3. $\frak q$ is the $3$-successor of $\frak p$ if whenever $\frak m$ is such that $\frak m < q$ then $\frak m\leq p$.

Now we see that it is always true that $\aleph_1$ is a $1$- and $3$-successor of $\aleph_0$. However it is consistent that so are the real numbers themselves.

The assertion that $\aleph_1$ is a $2$-successor of $\aleph_0$ is equivalent to every uncountable set $X$ has an injection from $\omega_1$ into $X$. In fact just requiring that $\aleph_0$ has a $2$-successor is enough.

It is consistent that there are several $1$-successors to $\aleph_0$, and that there is a $1$-successor which is not $3$-successor.

For the real numbers it holds that if their cardinal is a $1$-successor of $\aleph_0$ then it is a $3$-successor of $\aleph_0$.

Interestingly, it is consistent that there is a proper class of $1$-successors to $\aleph_0$.

Generally $\aleph_1$ is the cardinal notation of the smallest infinite ordinal not in one-to-one correspondence with $\omega = \mathbb{N}$. As such, there is nothing between $\aleph_0$ and $\aleph_1$:

Suppose that $X$ were a set and $\aleph_0 \leq | X | < \aleph_1$. Then there is a one-to-one function $f : X \to \omega_1$, and we may use such a function to define a well-ordering of $A$: $x \leq y$ iff $f(x) \leq f(y)$. Then the order-type of this well-ordering must be strictly less than $\omega_1$, and so by definition of $\omega_1$ there must be a bijection from $X$ onto $\omega$, so actually $\aleph_0 = |X|$. (Note that the above argument did not use Choice anywhere.) Therefore $\aleph_1$ is an immediate successor of $\aleph_0$.

However, if you do not assume the Axiom of Choice, I do not think you can turn the an into the: i.e., it might be possible that $\aleph_0$ has an immediate successor different from $\aleph_1$. (It is certainly possible that there is a cardinal $\mathfrak{p} > \aleph_0$ such that neither $\mathfrak{p} \leq \aleph_1$ nor $\aleph_1 \leq \mathfrak{p}$ hold, but I am turning myself into knots trying to get an immediate successor of $\aleph_0$.) This is because if you do not assume the Axiom of Choice, then not all sets can be well-ordered, and the cardinality of a non-well-orderable set need not be comparable with a specific aleph, i.e., the cardinality of an ordinal.
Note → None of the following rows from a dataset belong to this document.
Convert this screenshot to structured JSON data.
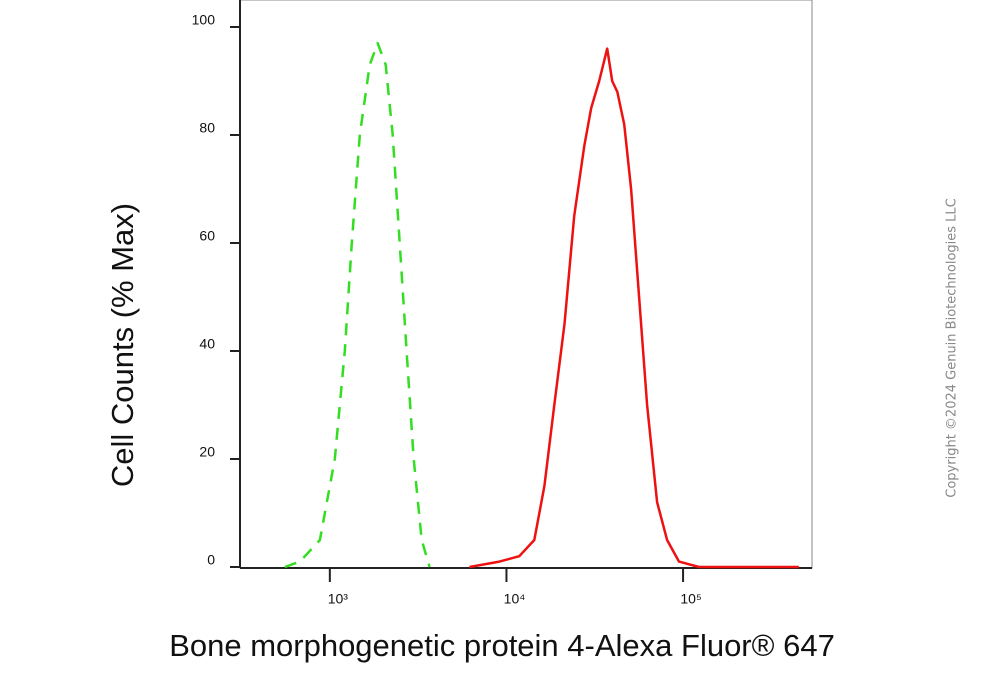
{
  "chart_data": {
    "type": "line",
    "xlabel": "Bone morphogenetic protein 4-Alexa Fluor® 647",
    "ylabel": "Cell Counts (% Max)",
    "copyright": "Copyright ©2024 Genuin Biotechnologies LLC",
    "xscale": "log",
    "xlim": [
      310,
      537000
    ],
    "ylim": [
      0,
      105
    ],
    "xticks": [
      {
        "value": 1000,
        "label": "10³"
      },
      {
        "value": 10000,
        "label": "10⁴"
      },
      {
        "value": 100000,
        "label": "10⁵"
      }
    ],
    "yticks": [
      0,
      20,
      40,
      60,
      80,
      100
    ],
    "series": [
      {
        "color": "#33dd22",
        "dash": true,
        "x": [
          557,
          677,
          879,
          1067,
          1215,
          1331,
          1477,
          1682,
          1866,
          2071,
          2269,
          2485,
          2722,
          2985,
          3311,
          3673
        ],
        "values": [
          0,
          1,
          5,
          20,
          40,
          60,
          80,
          93,
          97,
          93,
          80,
          60,
          40,
          20,
          5,
          0
        ]
      },
      {
        "color": "#ee1111",
        "dash": false,
        "x": [
          6180,
          9120,
          11830,
          14380,
          16400,
          18660,
          21300,
          24200,
          27600,
          30200,
          33500,
          37200,
          39700,
          42400,
          46400,
          50800,
          56400,
          62600,
          71300,
          81200,
          94800,
          123000,
          452000
        ],
        "values": [
          0,
          1,
          2,
          5,
          15,
          30,
          45,
          65,
          78,
          85,
          90,
          96,
          90,
          88,
          82,
          70,
          50,
          30,
          12,
          5,
          1,
          0,
          0
        ]
      }
    ]
  }
}
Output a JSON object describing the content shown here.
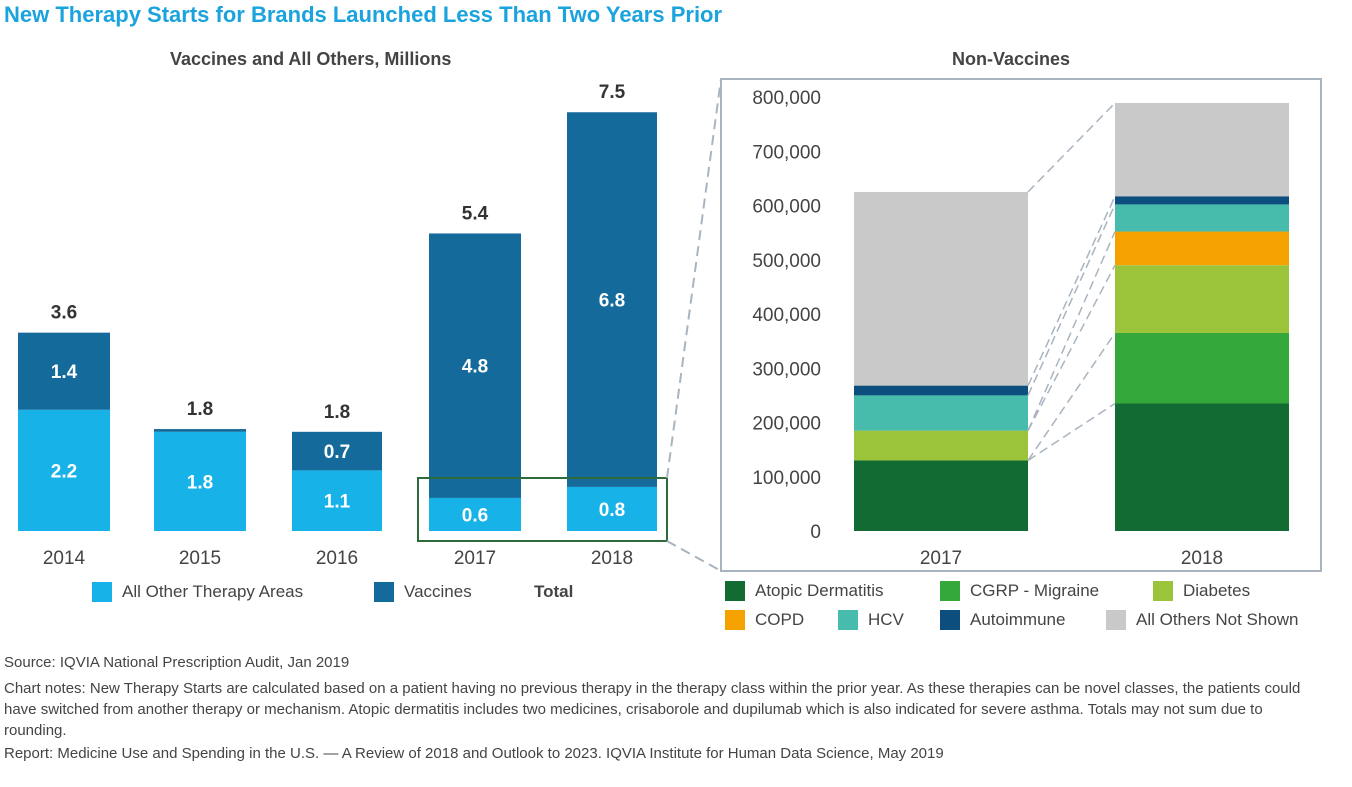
{
  "title": "New Therapy Starts for Brands Launched Less Than Two Years Prior",
  "colors": {
    "title": "#1aa3dd",
    "all_other": "#17b3e8",
    "vaccines": "#156a9c",
    "frame": "#a9b4c0",
    "highlight": "#2e6b3a"
  },
  "chart_data": [
    {
      "type": "bar",
      "stacked": true,
      "title": "Vaccines and All Others, Millions",
      "categories": [
        "2014",
        "2015",
        "2016",
        "2017",
        "2018"
      ],
      "series": [
        {
          "name": "All Other Therapy Areas",
          "values": [
            2.2,
            1.8,
            1.1,
            0.6,
            0.8
          ],
          "labels": [
            "2.2",
            "1.8",
            "1.1",
            "0.6",
            "0.8"
          ],
          "color": "#17b3e8"
        },
        {
          "name": "Vaccines",
          "values": [
            1.4,
            0.05,
            0.7,
            4.8,
            6.8
          ],
          "labels": [
            "1.4",
            "",
            "0.7",
            "4.8",
            "6.8"
          ],
          "color": "#156a9c"
        }
      ],
      "totals": [
        3.6,
        1.8,
        1.8,
        5.4,
        7.5
      ],
      "total_labels": [
        "3.6",
        "1.8",
        "1.8",
        "5.4",
        "7.5"
      ],
      "legend": [
        {
          "label": "All Other Therapy Areas",
          "color": "#17b3e8"
        },
        {
          "label": "Vaccines",
          "color": "#156a9c"
        },
        {
          "label": "Total",
          "color": ""
        }
      ],
      "ylim": [
        0,
        7.7
      ]
    },
    {
      "type": "bar",
      "stacked": true,
      "title": "Non-Vaccines",
      "categories": [
        "2017",
        "2018"
      ],
      "series": [
        {
          "name": "Atopic Dermatitis",
          "values": [
            130000,
            235000
          ],
          "color": "#116b33"
        },
        {
          "name": "CGRP - Migraine",
          "values": [
            0,
            130000
          ],
          "color": "#35a83c"
        },
        {
          "name": "Diabetes",
          "values": [
            55000,
            125000
          ],
          "color": "#9cc43a"
        },
        {
          "name": "COPD",
          "values": [
            0,
            62000
          ],
          "color": "#f5a100"
        },
        {
          "name": "HCV",
          "values": [
            65000,
            50000
          ],
          "color": "#47bbac"
        },
        {
          "name": "Autoimmune",
          "values": [
            18000,
            15000
          ],
          "color": "#0c4f7e"
        },
        {
          "name": "All Others Not Shown",
          "values": [
            357000,
            172000
          ],
          "color": "#c9c9c9"
        }
      ],
      "yticks": [
        "0",
        "100,000",
        "200,000",
        "300,000",
        "400,000",
        "500,000",
        "600,000",
        "700,000",
        "800,000"
      ],
      "ylim": [
        0,
        800000
      ]
    }
  ],
  "notes": {
    "source": "Source: IQVIA National Prescription Audit, Jan 2019",
    "chart_notes": "Chart notes: New Therapy Starts are calculated based on a patient having no previous therapy in the therapy class within the prior year. As these therapies can be novel classes, the patients could have switched from another therapy or mechanism. Atopic dermatitis includes two medicines, crisaborole and dupilumab which is also indicated for severe asthma. Totals may not sum due to rounding.",
    "report": "Report: Medicine Use and Spending in the U.S. — A Review of 2018 and Outlook to 2023. IQVIA Institute for Human Data Science, May 2019"
  }
}
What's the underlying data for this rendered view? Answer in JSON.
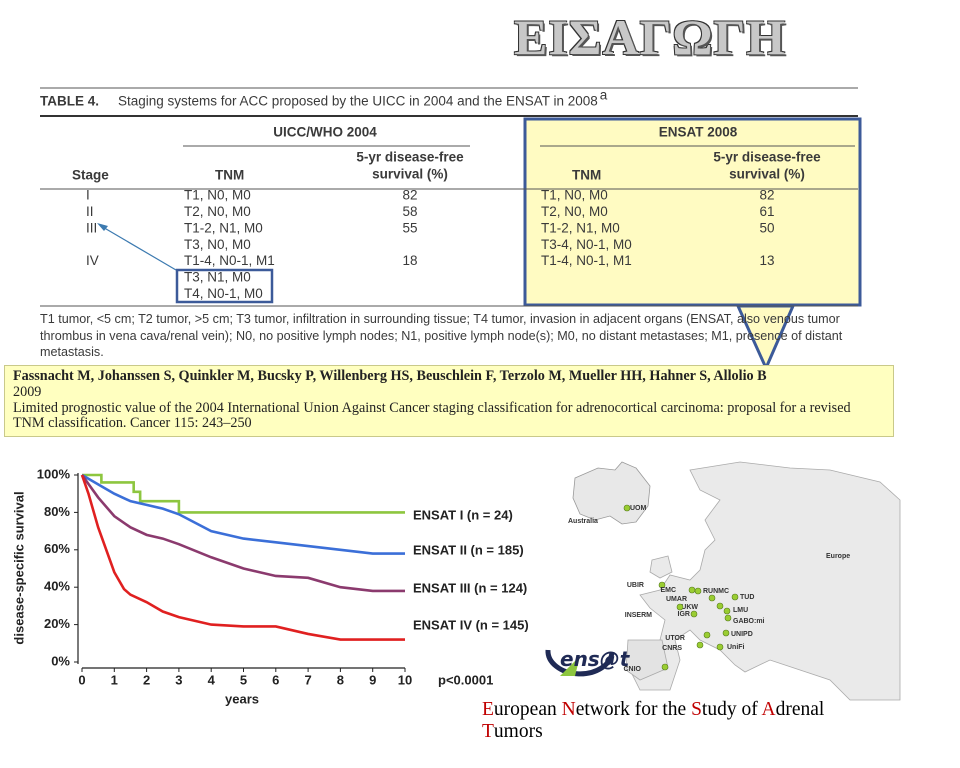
{
  "slide_title": "ΕΙΣΑΓΩΓΗ",
  "table": {
    "label": "TABLE 4.",
    "caption": "Staging systems for ACC proposed by the UICC in 2004 and the ENSAT in 2008",
    "caption_note": "a",
    "stage_header": "Stage",
    "uicc": {
      "group": "UICC/WHO 2004",
      "tnm_header": "TNM",
      "survival_header": [
        "5-yr disease-free",
        "survival (%)"
      ]
    },
    "ensat": {
      "group": "ENSAT 2008",
      "tnm_header": "TNM",
      "survival_header": [
        "5-yr disease-free",
        "survival (%)"
      ]
    },
    "stages": [
      {
        "stage": "I",
        "uicc_tnm": [
          "T1, N0, M0"
        ],
        "uicc_survival": 82,
        "ensat_tnm": [
          "T1, N0, M0"
        ],
        "ensat_survival": 82
      },
      {
        "stage": "II",
        "uicc_tnm": [
          "T2, N0, M0"
        ],
        "uicc_survival": 58,
        "ensat_tnm": [
          "T2, N0, M0"
        ],
        "ensat_survival": 61
      },
      {
        "stage": "III",
        "uicc_tnm": [
          "T1-2, N1, M0",
          "T3, N0, M0"
        ],
        "uicc_survival": 55,
        "ensat_tnm": [
          "T1-2, N1, M0",
          "T3-4, N0-1, M0"
        ],
        "ensat_survival": 50
      },
      {
        "stage": "IV",
        "uicc_tnm": [
          "T1-4, N0-1, M1",
          "T3, N1, M0",
          "T4, N0-1, M0"
        ],
        "uicc_survival": 18,
        "ensat_tnm": [
          "T1-4, N0-1, M1"
        ],
        "ensat_survival": 13
      }
    ],
    "footnote": "T1 tumor, <5 cm; T2 tumor, >5 cm; T3 tumor, infiltration in surrounding tissue; T4 tumor, invasion in adjacent organs (ENSAT, also venous tumor thrombus in vena cava/renal vein); N0, no positive lymph nodes; N1, positive lymph node(s); M0, no distant metastases; M1, presence of distant metastasis."
  },
  "citation": {
    "authors": "Fassnacht M, Johanssen S, Quinkler M, Bucsky P, Willenberg HS, Beuschlein F, Terzolo M, Mueller HH, Hahner S, Allolio B",
    "year": "2009",
    "reference": "Limited prognostic value of the 2004 International Union Against Cancer staging classification for adrenocortical carcinoma: proposal for a revised TNM classification. Cancer 115: 243–250"
  },
  "chart_data": {
    "type": "line",
    "xlabel": "years",
    "ylabel": "disease-specific survival",
    "annotation": "p<0.0001",
    "xlim": [
      0,
      10
    ],
    "xticks": [
      0,
      1,
      2,
      3,
      4,
      5,
      6,
      7,
      8,
      9,
      10
    ],
    "ylim": [
      0,
      100
    ],
    "yticks": [
      {
        "value": 0,
        "label": "0%"
      },
      {
        "value": 20,
        "label": "20%"
      },
      {
        "value": 40,
        "label": "40%"
      },
      {
        "value": 60,
        "label": "60%"
      },
      {
        "value": 80,
        "label": "80%"
      },
      {
        "value": 100,
        "label": "100%"
      }
    ],
    "series": [
      {
        "name": "ENSAT I (n = 24)",
        "color": "#8dc63f",
        "x": [
          0,
          0.6,
          0.6,
          1.6,
          1.6,
          1.8,
          1.8,
          3.0,
          3.0,
          10
        ],
        "values": [
          100,
          100,
          96,
          96,
          91,
          91,
          86,
          86,
          80,
          80
        ]
      },
      {
        "name": "ENSAT II (n = 185)",
        "color": "#3b6fd8",
        "x": [
          0,
          0.5,
          1,
          1.5,
          2,
          2.5,
          3,
          4,
          5,
          6,
          7,
          8,
          9,
          10
        ],
        "values": [
          100,
          95,
          90,
          86,
          84,
          82,
          79,
          70,
          66,
          64,
          62,
          60,
          58,
          58
        ]
      },
      {
        "name": "ENSAT III (n = 124)",
        "color": "#8b3a6e",
        "x": [
          0,
          0.5,
          1,
          1.5,
          2,
          2.5,
          3,
          4,
          5,
          6,
          7,
          8,
          9,
          10
        ],
        "values": [
          100,
          88,
          78,
          72,
          68,
          66,
          63,
          56,
          50,
          46,
          45,
          40,
          38,
          38
        ]
      },
      {
        "name": "ENSAT IV (n = 145)",
        "color": "#e02020",
        "x": [
          0,
          0.2,
          0.5,
          1,
          1.3,
          1.5,
          2,
          2.5,
          3,
          4,
          5,
          6,
          7,
          8,
          9,
          10
        ],
        "values": [
          100,
          90,
          72,
          48,
          39,
          36,
          32,
          27,
          24,
          20,
          19,
          19,
          15,
          12,
          12,
          12
        ]
      }
    ]
  },
  "map": {
    "regions": [
      "Australia",
      "Europe"
    ],
    "centers": [
      "UOM",
      "UBIR",
      "EMC",
      "RUNMC",
      "UMAR",
      "TUD",
      "UKW",
      "LMU",
      "INSERM",
      "IGR",
      "GABO:mi",
      "UTOR",
      "UNIPD",
      "CNRS",
      "UniFi",
      "CNIO"
    ],
    "logo": "ens@t"
  },
  "footer": {
    "words": [
      {
        "initial": "E",
        "rest": "uropean"
      },
      {
        "initial": "N",
        "rest": "etwork"
      },
      "for",
      "the",
      {
        "initial": "S",
        "rest": "tudy"
      },
      "of",
      {
        "initial": "A",
        "rest": "drenal"
      },
      {
        "initial": "T",
        "rest": "umors"
      }
    ]
  }
}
• A common example (though not exactly the focus of this question) is an infinite Dedekind-finite set: a set $D$ which is not equinumerous to any finite set, but yet there is no injection $\omega \to D$. It follows that the cardinals $\aleph_0$ and $| D |$ are not comparable, since the required witnessing functions do not exist. (That $\aleph_0 \not\leq |D|$ is by definition of Dedekind-finite; that $|D| \not\leq \aleph_0$ follows because if there was an injection $f : D \to \omega$, the range of $f$ must be infinite, and we could use that to construct an injection $\omega \to D$.)

• Another common example is that $\mathcal{P} ( \mathbb{N} )$ need not be well-orderable. By Cantor’s Theorem we know that $\aleph_0 = | \mathbb{N} | < | \mathcal{P} ( \mathbb{N} ) |$, but in this situation the cardinals $\aleph_1$ and $| \mathcal{P} ( \mathbb{N} ) |$ need not be comparable. Thus there must be at least two incomparable immediate successors of $\aleph_0$.